Wstyd, że o to pytam :[ Dla ojca zrobię wszystko, dlatego szukam.
22 września 2017 20:44 / 5 osobom podoba się ten post
Darko

Z myciem jest źle ale najpierw musimy go zaprowadzić do lekarza.  Wiem, że to wstyd. Czytam o tym.

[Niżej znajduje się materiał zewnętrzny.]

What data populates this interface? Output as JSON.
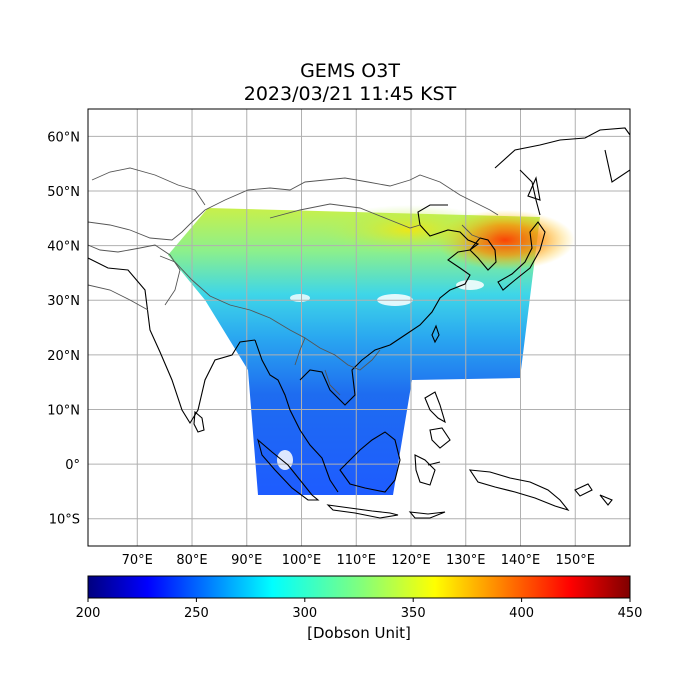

Darko - na luzie : lekarzowi możesz sam przedstawić problem ( do psychiatry nie trzeba skierowania ! idź sam i powiedz co złego się dzieje  ) lekarz może przyjść na wizytę domową. I ,jeśli nie jest tak bardzo źle z Twoim Tatą , to podpowiem Ci jeszcze : nic nie zmieniaj w domu , nie zmieniaj rytmu dnia , ustawienia mebli , ulubionego kubka -NIC !!! Każda zmiana ( i choroba , nawet głupie zaziębienie )może spowodować skok choroby -duży !  Trzymaj się, a jak już Twój Tata nie będzie Cię rozpoznawał , będzie " szedł do domu " itd - pomyśl o DPS-ie ... sam nie dasz rady   
22 września 2017 20:47
tyciek

Darko - na luzie : lekarzowi możesz sam przedstawić problem ( do psychiatry nie trzeba skierowania ! idź sam i powiedz co złego się dzieje  ) lekarz może przyjść na wizytę domową. I ,jeśli nie jest tak bardzo źle z Twoim Tatą , to podpowiem Ci jeszcze : nic nie zmieniaj w domu , nie zmieniaj rytmu dnia , ustawienia mebli , ulubionego kubka -NIC !!! Każda zmiana ( i choroba , nawet głupie zaziębienie )może spowodować skok choroby -duży !  Trzymaj się, a jak już Twój Tata nie będzie Cię rozpoznawał , będzie " szedł do domu " itd - pomyśl o DPS-ie ... sam nie dasz rady  :-( 

Powiadomię rodzinę, że mają więcej rozmawiać. Może to pomoże, dzięki.
22 września 2017 20:48 / 1 osobie podoba się ten post
W grudniu będę w domu, spróbuję im pomóc.